Bad Astronomy

Science and the candidates: in their Nature

Nature magazine is one of the leading scientific journals in the world. Naturally – ha ha – they wanted to know what the Presidential candidates thought about science. They asked Obama and McCain to answer 18 questions; different ones from the ScienceDebate2008 questions.

Obama’s campaign answered the questions, McCain’s declined. Interpret that as you will.

Among the questions they asked was this:

Do you believe that evolution by means of natural selection is a sufficient explanation for the variety and complexity of life on Earth? Should intelligent design, or some derivative thereof, be taught in science class in public schools?

Yowza. How did Obama answer the question?

Obama: I believe in evolution, and I support the strong consensus of the scientific community that evolution is scientifically validated. I do not believe it is helpful to our students to cloud discussions of science with non-scientific theories like intelligent design that are not subject to experimental scrutiny.

Bang!

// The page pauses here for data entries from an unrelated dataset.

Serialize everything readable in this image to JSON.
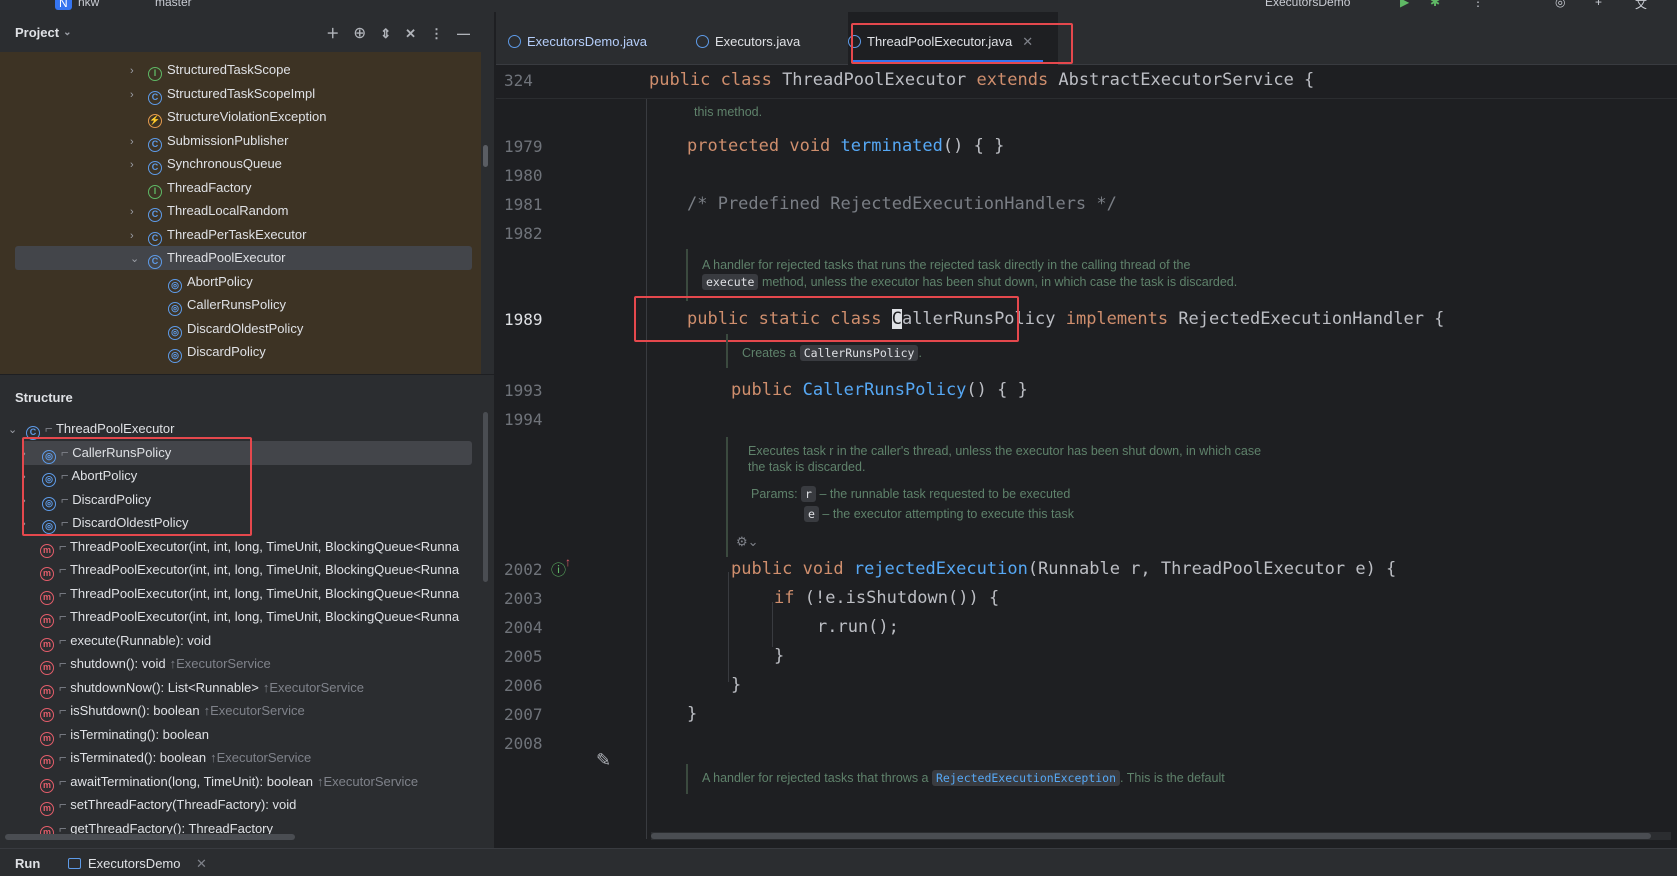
{
  "topbar": {
    "project_badge": "N",
    "project": "nkw",
    "branch": "master",
    "run_config": "ExecutorsDemo"
  },
  "project_panel": {
    "title": "Project",
    "items": [
      {
        "label": "StructuredTaskScope",
        "icon": "interface-icon"
      },
      {
        "label": "StructuredTaskScopeImpl",
        "icon": "class-icon"
      },
      {
        "label": "StructureViolationException",
        "icon": "exception-icon"
      },
      {
        "label": "SubmissionPublisher",
        "icon": "class-icon"
      },
      {
        "label": "SynchronousQueue",
        "icon": "class-icon"
      },
      {
        "label": "ThreadFactory",
        "icon": "interface-icon"
      },
      {
        "label": "ThreadLocalRandom",
        "icon": "class-icon"
      },
      {
        "label": "ThreadPerTaskExecutor",
        "icon": "class-icon"
      },
      {
        "label": "ThreadPoolExecutor",
        "icon": "class-icon"
      },
      {
        "label": "AbortPolicy",
        "icon": "inner-class-icon"
      },
      {
        "label": "CallerRunsPolicy",
        "icon": "inner-class-icon"
      },
      {
        "label": "DiscardOldestPolicy",
        "icon": "inner-class-icon"
      },
      {
        "label": "DiscardPolicy",
        "icon": "inner-class-icon"
      }
    ]
  },
  "structure_panel": {
    "title": "Structure",
    "root": "ThreadPoolExecutor",
    "items": [
      {
        "label": "CallerRunsPolicy",
        "suffix": ""
      },
      {
        "label": "AbortPolicy",
        "suffix": ""
      },
      {
        "label": "DiscardPolicy",
        "suffix": ""
      },
      {
        "label": "DiscardOldestPolicy",
        "suffix": ""
      },
      {
        "label": "ThreadPoolExecutor(int, int, long, TimeUnit, BlockingQueue<Runna",
        "suffix": ""
      },
      {
        "label": "ThreadPoolExecutor(int, int, long, TimeUnit, BlockingQueue<Runna",
        "suffix": ""
      },
      {
        "label": "ThreadPoolExecutor(int, int, long, TimeUnit, BlockingQueue<Runna",
        "suffix": ""
      },
      {
        "label": "ThreadPoolExecutor(int, int, long, TimeUnit, BlockingQueue<Runna",
        "suffix": ""
      },
      {
        "label": "execute(Runnable): void",
        "suffix": ""
      },
      {
        "label": "shutdown(): void",
        "suffix": "↑ExecutorService"
      },
      {
        "label": "shutdownNow(): List<Runnable>",
        "suffix": "↑ExecutorService"
      },
      {
        "label": "isShutdown(): boolean",
        "suffix": "↑ExecutorService"
      },
      {
        "label": "isTerminating(): boolean",
        "suffix": ""
      },
      {
        "label": "isTerminated(): boolean",
        "suffix": "↑ExecutorService"
      },
      {
        "label": "awaitTermination(long, TimeUnit): boolean",
        "suffix": "↑ExecutorService"
      },
      {
        "label": "setThreadFactory(ThreadFactory): void",
        "suffix": ""
      },
      {
        "label": "getThreadFactory(): ThreadFactory",
        "suffix": ""
      }
    ]
  },
  "tabs": [
    "ExecutorsDemo.java",
    "Executors.java",
    "ThreadPoolExecutor.java"
  ],
  "editor": {
    "sticky_line": "324",
    "sticky_code": "public class ThreadPoolExecutor extends AbstractExecutorService {",
    "doc_top": "this method.",
    "lines": {
      "l1979": "1979",
      "l1980": "1980",
      "l1981": "1981",
      "l1982": "1982",
      "l1989": "1989",
      "l1993": "1993",
      "l1994": "1994",
      "l2002": "2002",
      "l2003": "2003",
      "l2004": "2004",
      "l2005": "2005",
      "l2006": "2006",
      "l2007": "2007",
      "l2008": "2008"
    },
    "comment_predef": "/* Predefined RejectedExecutionHandlers */",
    "doc_handler_1": "A handler for rejected tasks that runs the rejected task directly in the calling thread of the",
    "doc_handler_2_code": "execute",
    "doc_handler_2": " method, unless the executor has been shut down, in which case the task is discarded.",
    "doc_creates": "Creates a",
    "doc_creates_code": "CallerRunsPolicy",
    "doc_exec_1": "Executes task r in the caller's thread, unless the executor has been shut down, in which case",
    "doc_exec_2": "the task is discarded.",
    "doc_params": "Params:",
    "doc_param_r": "r",
    "doc_param_r_text": "– the runnable task requested to be executed",
    "doc_param_e": "e",
    "doc_param_e_text": "– the executor attempting to execute this task",
    "doc_bottom_1": "A handler for rejected tasks that throws a",
    "doc_bottom_code": "RejectedExecutionException",
    "doc_bottom_2": ". This is the default"
  },
  "statusbar": {
    "run_label": "Run",
    "run_tab": "ExecutorsDemo"
  }
}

That’s an excellent answer (the only point off is his use of the word believe; evolution is not a belief system, it is fact). There is no room for antiscientific nonsense in the science classroom.

To be helpful, Nature – again, which did not receive any answers from the McCain campaign – posted the opinion McCain expressed in the Republican debates in 2007:

“I believe in evolution. But I also believe, when I hike the Grand Canyon and see it at sunset, that the hand of God is there also.” In 2005, he told the Arizona Daily Star that he thought “all points of view” should be available to students studying the origins of humanity. But the next year a Colorado paper reported him saying that such viewpoints should not be taught in science class.

I’ve heard him say different things at different times, so it’s hard to know where he currently stands on this, but it’s possible that latest bit at the end there is where he is now. If so, then good. There not two different viewpoints here. There is fact, and there is wrong. Evolution is the former, creationism camouflaged as ID is the latter.

The other answers are very interesting as well. Go read them, along with some that were not printed in the magazine but are online. Discuss.